Department of Bioinformatics and Genomics, University of North Carolina at Charlotte, Charlotte, NC, 28223, USA.
North Carolina Research Campus, Kannapolis, NC, 28081, USA.
BMC Bioinformatics. 2023 Aug 22;24(1):317. doi: 10.1186/s12859-023-05419-5.
Transposable elements (TEs) are short, mobile DNA elements that are known to play important roles in the genomes of many eukaryotic species. The identification and categorization of these elements is a critical task for many genomic studies, and the continued increase in the number of de novo assembled genomes demands new tools to improve the efficiency of this process. For this reason, we developed RepBox, a suite of Python scripts that combine several pre-existing family-specific TE detection methods into a single user-friendly pipeline.
Based on comparisons of RepBox with the standard TE detection software RepeatModeler, we find that RepBox consistently classifies more elements and is also able to identify a more diverse array of TE families than the existing methods in plant genomes.

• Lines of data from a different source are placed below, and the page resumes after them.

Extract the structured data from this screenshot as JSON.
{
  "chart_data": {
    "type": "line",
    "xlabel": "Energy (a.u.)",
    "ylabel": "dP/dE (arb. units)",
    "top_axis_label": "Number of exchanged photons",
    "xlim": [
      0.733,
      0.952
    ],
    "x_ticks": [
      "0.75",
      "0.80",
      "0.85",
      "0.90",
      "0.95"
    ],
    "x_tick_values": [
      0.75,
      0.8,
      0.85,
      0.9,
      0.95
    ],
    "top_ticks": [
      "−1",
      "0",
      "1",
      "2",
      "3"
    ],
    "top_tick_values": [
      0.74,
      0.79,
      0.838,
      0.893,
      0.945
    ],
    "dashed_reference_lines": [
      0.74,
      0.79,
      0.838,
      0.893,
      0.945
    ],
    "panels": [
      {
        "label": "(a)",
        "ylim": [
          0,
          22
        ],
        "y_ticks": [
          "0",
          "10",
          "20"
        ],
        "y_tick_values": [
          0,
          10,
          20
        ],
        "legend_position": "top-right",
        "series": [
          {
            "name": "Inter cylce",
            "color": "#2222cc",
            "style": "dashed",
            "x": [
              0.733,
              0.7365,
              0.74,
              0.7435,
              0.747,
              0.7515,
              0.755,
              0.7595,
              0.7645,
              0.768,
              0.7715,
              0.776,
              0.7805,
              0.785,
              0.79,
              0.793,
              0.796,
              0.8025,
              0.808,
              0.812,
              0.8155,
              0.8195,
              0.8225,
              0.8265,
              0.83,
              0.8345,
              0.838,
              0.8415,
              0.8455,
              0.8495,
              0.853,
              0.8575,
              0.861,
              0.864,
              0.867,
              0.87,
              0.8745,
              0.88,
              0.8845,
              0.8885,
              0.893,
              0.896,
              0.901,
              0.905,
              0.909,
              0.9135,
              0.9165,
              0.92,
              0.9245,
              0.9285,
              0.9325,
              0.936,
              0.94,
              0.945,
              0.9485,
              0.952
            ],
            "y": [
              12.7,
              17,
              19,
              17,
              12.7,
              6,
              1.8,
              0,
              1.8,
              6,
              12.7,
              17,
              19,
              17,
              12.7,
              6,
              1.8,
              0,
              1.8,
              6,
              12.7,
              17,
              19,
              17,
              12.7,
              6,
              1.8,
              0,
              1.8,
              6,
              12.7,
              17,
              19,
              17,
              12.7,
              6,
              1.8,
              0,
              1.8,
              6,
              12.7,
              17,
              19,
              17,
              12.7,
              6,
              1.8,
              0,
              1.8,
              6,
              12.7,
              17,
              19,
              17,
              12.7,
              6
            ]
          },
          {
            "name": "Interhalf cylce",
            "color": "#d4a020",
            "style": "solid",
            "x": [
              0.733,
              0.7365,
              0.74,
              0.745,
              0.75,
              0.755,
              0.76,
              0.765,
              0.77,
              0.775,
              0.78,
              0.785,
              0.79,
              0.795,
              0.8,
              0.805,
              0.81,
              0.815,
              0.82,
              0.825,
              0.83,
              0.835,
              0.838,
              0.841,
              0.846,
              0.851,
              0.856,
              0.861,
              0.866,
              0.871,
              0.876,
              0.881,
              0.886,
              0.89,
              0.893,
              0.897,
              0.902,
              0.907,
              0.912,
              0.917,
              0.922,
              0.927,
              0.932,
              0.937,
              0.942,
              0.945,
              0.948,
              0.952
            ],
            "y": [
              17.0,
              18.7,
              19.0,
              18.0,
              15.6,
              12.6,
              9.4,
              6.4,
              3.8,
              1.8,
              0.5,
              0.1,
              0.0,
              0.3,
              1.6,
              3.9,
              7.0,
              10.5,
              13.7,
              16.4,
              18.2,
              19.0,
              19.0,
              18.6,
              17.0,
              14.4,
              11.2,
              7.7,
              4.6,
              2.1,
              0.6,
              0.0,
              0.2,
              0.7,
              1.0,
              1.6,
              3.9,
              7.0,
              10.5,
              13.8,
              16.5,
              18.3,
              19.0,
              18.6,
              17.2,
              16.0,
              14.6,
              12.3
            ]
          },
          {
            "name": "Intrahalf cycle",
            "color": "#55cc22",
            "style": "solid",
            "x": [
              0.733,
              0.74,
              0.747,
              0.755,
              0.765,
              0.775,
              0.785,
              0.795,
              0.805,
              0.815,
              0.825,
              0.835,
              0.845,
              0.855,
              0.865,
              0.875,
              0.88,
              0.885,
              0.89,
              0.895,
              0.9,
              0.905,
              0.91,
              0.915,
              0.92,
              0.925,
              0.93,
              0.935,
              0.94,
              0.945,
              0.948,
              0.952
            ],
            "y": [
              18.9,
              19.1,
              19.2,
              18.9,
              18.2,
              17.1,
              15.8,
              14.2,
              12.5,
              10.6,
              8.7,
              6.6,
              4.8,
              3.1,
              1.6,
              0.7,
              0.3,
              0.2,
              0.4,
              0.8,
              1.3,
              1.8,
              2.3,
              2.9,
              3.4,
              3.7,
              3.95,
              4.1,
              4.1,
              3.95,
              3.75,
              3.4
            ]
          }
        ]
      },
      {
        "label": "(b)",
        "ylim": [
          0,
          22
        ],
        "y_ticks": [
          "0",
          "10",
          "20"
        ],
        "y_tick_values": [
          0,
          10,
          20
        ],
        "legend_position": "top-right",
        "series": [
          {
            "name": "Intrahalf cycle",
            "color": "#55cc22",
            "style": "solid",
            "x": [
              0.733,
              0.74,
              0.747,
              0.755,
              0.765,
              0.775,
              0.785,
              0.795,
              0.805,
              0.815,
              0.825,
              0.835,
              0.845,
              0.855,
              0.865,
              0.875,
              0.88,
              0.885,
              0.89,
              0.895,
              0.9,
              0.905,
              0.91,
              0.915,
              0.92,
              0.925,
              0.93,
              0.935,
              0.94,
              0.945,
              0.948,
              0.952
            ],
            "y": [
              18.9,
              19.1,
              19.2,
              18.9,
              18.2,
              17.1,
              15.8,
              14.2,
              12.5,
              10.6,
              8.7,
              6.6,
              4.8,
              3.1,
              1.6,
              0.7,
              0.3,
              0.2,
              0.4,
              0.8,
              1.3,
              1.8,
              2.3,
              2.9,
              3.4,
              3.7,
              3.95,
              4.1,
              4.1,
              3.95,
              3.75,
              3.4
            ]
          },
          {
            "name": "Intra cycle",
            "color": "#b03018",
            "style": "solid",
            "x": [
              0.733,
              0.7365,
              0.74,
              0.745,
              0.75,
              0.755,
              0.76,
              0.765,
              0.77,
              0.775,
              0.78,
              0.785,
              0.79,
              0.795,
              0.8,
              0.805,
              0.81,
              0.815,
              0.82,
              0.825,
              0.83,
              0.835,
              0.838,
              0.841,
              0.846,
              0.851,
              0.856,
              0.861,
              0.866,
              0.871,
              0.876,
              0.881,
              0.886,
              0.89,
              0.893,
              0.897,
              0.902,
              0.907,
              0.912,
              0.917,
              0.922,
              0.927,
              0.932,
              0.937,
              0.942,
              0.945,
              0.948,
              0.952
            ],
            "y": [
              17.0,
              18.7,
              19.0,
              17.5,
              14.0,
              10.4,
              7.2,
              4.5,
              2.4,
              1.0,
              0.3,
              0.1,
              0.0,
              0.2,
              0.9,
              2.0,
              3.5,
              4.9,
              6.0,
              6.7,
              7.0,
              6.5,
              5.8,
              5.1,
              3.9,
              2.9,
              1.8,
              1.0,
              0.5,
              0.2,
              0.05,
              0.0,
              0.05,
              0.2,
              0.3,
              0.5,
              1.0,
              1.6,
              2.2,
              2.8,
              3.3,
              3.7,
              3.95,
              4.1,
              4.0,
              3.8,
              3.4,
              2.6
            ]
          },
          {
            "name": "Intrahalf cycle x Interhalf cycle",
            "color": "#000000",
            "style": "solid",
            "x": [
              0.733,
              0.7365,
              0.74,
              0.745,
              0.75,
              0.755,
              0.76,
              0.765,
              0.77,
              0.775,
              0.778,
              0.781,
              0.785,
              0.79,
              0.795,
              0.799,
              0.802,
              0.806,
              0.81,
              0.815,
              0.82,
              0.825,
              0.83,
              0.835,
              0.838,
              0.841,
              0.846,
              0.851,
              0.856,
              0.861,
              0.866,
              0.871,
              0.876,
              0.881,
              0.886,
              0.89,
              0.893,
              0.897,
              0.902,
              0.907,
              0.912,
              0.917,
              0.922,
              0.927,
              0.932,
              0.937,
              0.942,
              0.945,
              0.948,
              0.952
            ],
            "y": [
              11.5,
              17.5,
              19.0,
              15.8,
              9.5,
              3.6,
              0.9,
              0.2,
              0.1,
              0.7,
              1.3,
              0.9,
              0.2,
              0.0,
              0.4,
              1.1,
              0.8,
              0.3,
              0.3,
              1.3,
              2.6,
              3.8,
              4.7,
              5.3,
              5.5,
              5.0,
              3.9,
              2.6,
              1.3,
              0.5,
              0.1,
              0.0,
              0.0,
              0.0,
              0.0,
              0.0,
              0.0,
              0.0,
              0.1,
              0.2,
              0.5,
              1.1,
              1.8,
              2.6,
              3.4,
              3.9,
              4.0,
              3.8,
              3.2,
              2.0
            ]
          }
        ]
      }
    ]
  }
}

The performance of RepBox on two different plant genomes indicates that our toolbox represents a significant improvement over existing TE detection methods, and should facilitate future TE annotation efforts in additional species.
转座元件(TEs)是短的、可移动的 DNA 元件,已知在许多真核生物物种的基因组中发挥重要作用。这些元件的识别和分类是许多基因组研究的关键任务,并且从头组装基因组的数量不断增加,这需要新的工具来提高这个过程的效率。出于这个原因,我们开发了 RepBox,这是一套 Python 脚本,将几种现有的特定于家族的 TE 检测方法组合成一个单一的用户友好的流水线。
基于 RepBox 与标准 TE 检测软件 RepeatModeler 的比较,我们发现 RepBox 始终能够分类更多的元件,并且能够识别出比植物基因组中现有的方法更多样化的 TE 家族。
RepBox 在两个不同的植物基因组上的表现表明,我们的工具包代表了对现有 TE 检测方法的重大改进,并且应该有助于未来在其他物种中的 TE 注释工作。